Update 02/08/18: I received a new list today that contains 4,750 lines of data rather than the 3,974 on the previous list. I believe that something was improperly suppressed on the previous list.
On July 31, 2017, I reported that the Office of Administrative Law (OAL), in response to an Open Public Records Act (OPRA) request, disclosed an Excel file containing docket information on about 350 cases. As I noted in my article, government agencies, in accordance with the Supreme Court’s June 20, 2017 ruling in Paff v. Galloway, are now obliged to extract information from government databases in response to OPRA requests.
After writing my article, the OAL released an expanded list that contains docket information on all of its cases that were active on August 1, 2017. The list, set forth in an Excel file which I’ve placed on-line here, contains 3,974 lines of data. Since some are duplicates, this may represent about 2,000 separate cases.
To my knowledge, apart from the Excel file at the above link, the OAL has provided no method for members of the public to access its case docket. Accordingly, cases are filed and adjudicated without anyone other than the parties and their lawyers knowing that these cases exist.
Some of the cases are of significant public interest, such as the State Board of Examiners cases. These cases, represented by the code EDE in Column D, list the names of school teachers and administrators some of whom are contesting the suspension of their certificates. (Note: Column “D” of the table contains a three-character code that identifies the agency where the case originated. A table that lists each the three-character codes and its corresponding agency is on-line here.) Some of those matters have public hearings scheduled that will take place during the next several weeks. For example, someone named David C. Raffo is listed to appear before Administrative Law Judge John Scollo in Newark on January 10th and 11th of 2018. A Google search on Raffo’s name shows that the Board of Examiners issued an Order to Show cause to him at its March 3, 2017 meeting to determine “why his certificate(s) should not be revoked based on the level and nature of the conduct.”

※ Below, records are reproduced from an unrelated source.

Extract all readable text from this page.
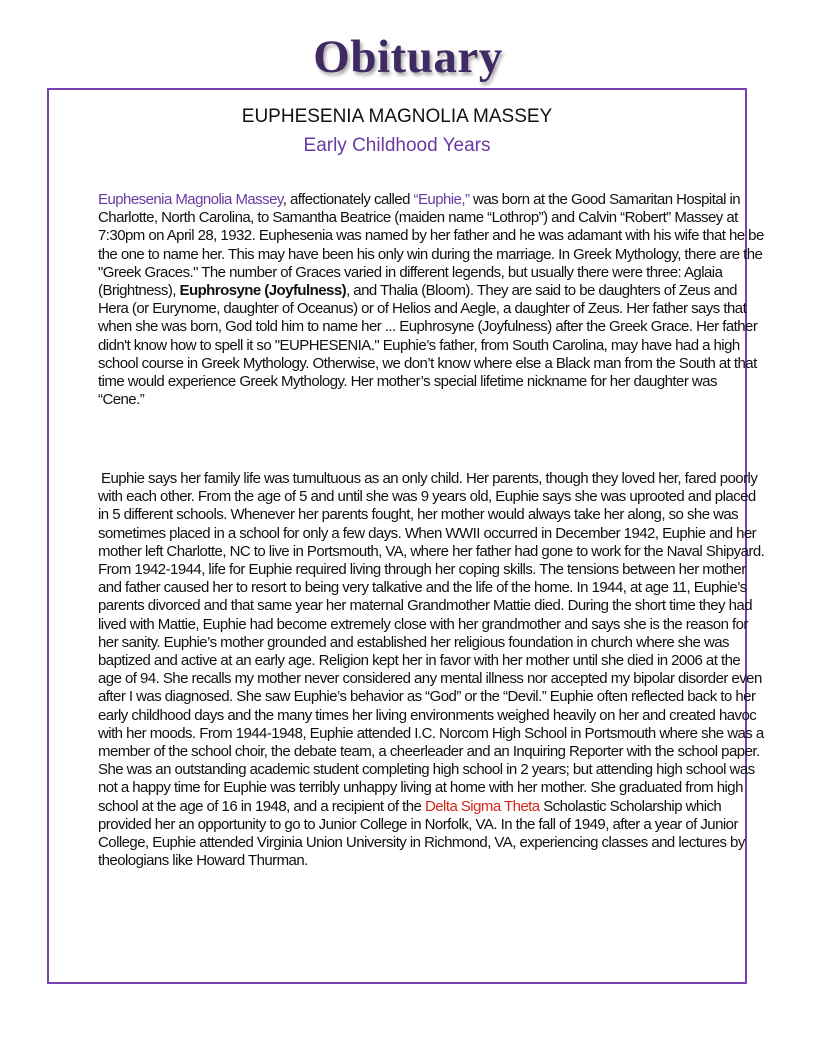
Obituary
EUPHESENIA MAGNOLIA MASSEY
Early Childhood Years

Euphesenia Magnolia Massey, affectionately called “Euphie,” was born at the Good Samaritan Hospital in Charlotte, North Carolina, to Samantha Beatrice (maiden name “Lothrop”) and Calvin “Robert” Massey at 7:30pm on April 28, 1932. Euphesenia was named by her father and he was adamant with his wife that he be the one to name her. This may have been his only win during the marriage. In Greek Mythology, there are the "Greek Graces." The number of Graces varied in different legends, but usually there were three: Aglaia (Brightness), Euphrosyne (Joyfulness), and Thalia (Bloom). They are said to be daughters of Zeus and Hera (or Eurynome, daughter of Oceanus) or of Helios and Aegle, a daughter of Zeus. Her father says that when she was born, God told him to name her ... Euphrosyne (Joyfulness) after the Greek Grace. Her father didn't know how to spell it so "EUPHESENIA." Euphie’s father, from South Carolina, may have had a high school course in Greek Mythology. Otherwise, we don’t know where else a Black man from the South at that time would experience Greek Mythology. Her mother’s special lifetime nickname for her daughter was “Cene.”

Euphie says her family life was tumultuous as an only child. Her parents, though they loved her, fared poorly with each other. From the age of 5 and until she was 9 years old, Euphie says she was uprooted and placed in 5 different schools. Whenever her parents fought, her mother would always take her along, so she was sometimes placed in a school for only a few days. When WWII occurred in December 1942, Euphie and her mother left Charlotte, NC to live in Portsmouth, VA, where her father had gone to work for the Naval Shipyard. From 1942-1944, life for Euphie required living through her coping skills. The tensions between her mother and father caused her to resort to being very talkative and the life of the home. In 1944, at age 11, Euphie’s parents divorced and that same year her maternal Grandmother Mattie died. During the short time they had lived with Mattie, Euphie had become extremely close with her grandmother and says she is the reason for her sanity. Euphie’s mother grounded and established her religious foundation in church where she was baptized and active at an early age. Religion kept her in favor with her mother until she died in 2006 at the age of 94. She recalls my mother never considered any mental illness nor accepted my bipolar disorder even after I was diagnosed. She saw Euphie’s behavior as “God” or the “Devil.” Euphie often reflected back to her early childhood days and the many times her living environments weighed heavily on her and created havoc with her moods. From 1944-1948, Euphie attended I.C. Norcom High School in Portsmouth where she was a member of the school choir, the debate team, a cheerleader and an Inquiring Reporter with the school paper. She was an outstanding academic student completing high school in 2 years; but attending high school was not a happy time for Euphie was terribly unhappy living at home with her mother. She graduated from high school at the age of 16 in 1948, and a recipient of the Delta Sigma Theta Scholastic Scholarship which provided her an opportunity to go to Junior College in Norfolk, VA. In the fall of 1949, after a year of Junior College, Euphie attended Virginia Union University in Richmond, VA, experiencing classes and lectures by theologians like Howard Thurman.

While the database and Internet searches do not reveal the nature of Raffo’s alleged underlying conduct, an interested member of the public or media could submit an OPRA request for the case documents and perhaps glean an understanding of the issues and attend the hearing to observe the proceedings. While in a perfect system all of public case information would be on-line, this Excel table at least provides members of the public and press with a roadmap that they can follow to obtain that information.